Key Experimental Results¶
Main Results¶
| Dataset | Metric | STT | Prev. SOTA | Gain |
|---|---|---|---|---|
| TG-Seg (new) | mIoU | Significantly better | ImageBind | Large |
| Web-Mat-Seg (new) | mIoU | Significantly better | UniTouch | Large |
| OpenSurfaces | F1 | Better | Baseline | Improved |
Ablation Study¶
| Configuration | mIoU | Notes |
|---|---|---|
| Full (in-domain + out-of-domain) | Best | Full model |
| In-domain pairing only | Second | Lacks scene-level generalization |
| Standard pairing only | Poor | Too few effective training pairs |
| Global alignment substitute | Poor | No spatial localization capability |
Key Findings¶
- Local alignment substantially outperforms global alignment, confirming that spatially resolved cross-modal features are critical for localization.
- Material-diversity pairing—especially out-of-domain images—is the key factor for generalizing to scene-level images.
- The model's ability to handle weak tactile signals (e.g., light touch or ambiguous material) improves significantly with the addition of out-of-domain data.
Highlights & Insights¶
- New Task Definition: Tactile localization is a natural yet formally unstudied problem that can inspire broader research into sensory interaction.

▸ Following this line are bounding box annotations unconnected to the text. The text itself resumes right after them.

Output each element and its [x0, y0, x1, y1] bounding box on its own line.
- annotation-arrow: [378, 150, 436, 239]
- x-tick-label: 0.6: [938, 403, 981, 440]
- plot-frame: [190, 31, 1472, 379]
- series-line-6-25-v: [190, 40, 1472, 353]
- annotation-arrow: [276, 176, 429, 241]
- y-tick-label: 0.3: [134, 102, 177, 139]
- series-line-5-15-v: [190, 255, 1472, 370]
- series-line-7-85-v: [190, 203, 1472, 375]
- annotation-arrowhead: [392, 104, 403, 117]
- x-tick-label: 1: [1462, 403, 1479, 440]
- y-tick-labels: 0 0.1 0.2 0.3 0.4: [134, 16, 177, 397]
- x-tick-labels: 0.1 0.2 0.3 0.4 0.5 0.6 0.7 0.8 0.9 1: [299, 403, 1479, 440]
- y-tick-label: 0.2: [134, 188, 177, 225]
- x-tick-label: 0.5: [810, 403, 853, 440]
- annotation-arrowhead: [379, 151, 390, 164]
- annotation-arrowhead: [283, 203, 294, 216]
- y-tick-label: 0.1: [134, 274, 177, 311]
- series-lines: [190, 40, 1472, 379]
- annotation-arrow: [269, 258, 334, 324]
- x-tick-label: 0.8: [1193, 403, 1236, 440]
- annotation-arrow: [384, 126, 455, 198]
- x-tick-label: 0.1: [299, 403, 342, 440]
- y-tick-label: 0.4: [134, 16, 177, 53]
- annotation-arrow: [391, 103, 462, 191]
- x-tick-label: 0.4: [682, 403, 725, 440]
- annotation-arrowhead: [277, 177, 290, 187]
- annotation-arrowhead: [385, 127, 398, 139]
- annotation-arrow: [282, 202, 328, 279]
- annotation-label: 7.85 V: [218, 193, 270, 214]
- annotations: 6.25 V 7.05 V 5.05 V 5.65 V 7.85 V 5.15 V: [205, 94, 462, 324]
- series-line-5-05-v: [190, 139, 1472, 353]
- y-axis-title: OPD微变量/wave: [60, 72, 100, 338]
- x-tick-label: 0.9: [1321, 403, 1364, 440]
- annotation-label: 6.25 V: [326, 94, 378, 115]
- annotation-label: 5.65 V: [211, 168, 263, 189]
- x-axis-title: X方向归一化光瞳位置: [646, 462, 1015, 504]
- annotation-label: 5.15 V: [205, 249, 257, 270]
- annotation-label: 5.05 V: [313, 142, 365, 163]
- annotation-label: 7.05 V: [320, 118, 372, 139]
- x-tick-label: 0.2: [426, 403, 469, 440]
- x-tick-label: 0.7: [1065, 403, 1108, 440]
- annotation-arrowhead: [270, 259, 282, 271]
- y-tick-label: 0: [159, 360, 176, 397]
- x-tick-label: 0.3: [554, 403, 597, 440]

- Exploiting "Similar Materials, Similar Touch": This simple assumption substantially expands training data and represents a general strategy for addressing data scarcity in cross-modal learning.
Limitations & Future Work¶
- The tactile sensor type is fixed (GelSight); cross-sensor generalization has not been verified.
- Material category granularity is limited (18 classes).
- Future work could extend to finer-grained material attributes (e.g., roughness, hardness).
Related Work & Insights¶
- vs. ImageBind/UniTouch: Global alignment methods with no localization capability.
- vs. TaRF: Performs tactile localization in 3D NeRF, restricted to reconstructed scenes.
Rating¶
- Novelty: ⭐⭐⭐⭐ Novel task definition with a practical data strategy.
- Experimental Thoroughness: ⭐⭐⭐⭐ Two new datasets constructed for evaluation.
- Writing Quality: ⭐⭐⭐⭐ Motivation and methodology are clearly described.
- Value: ⭐⭐⭐⭐ Opens a new direction for tactile localization research.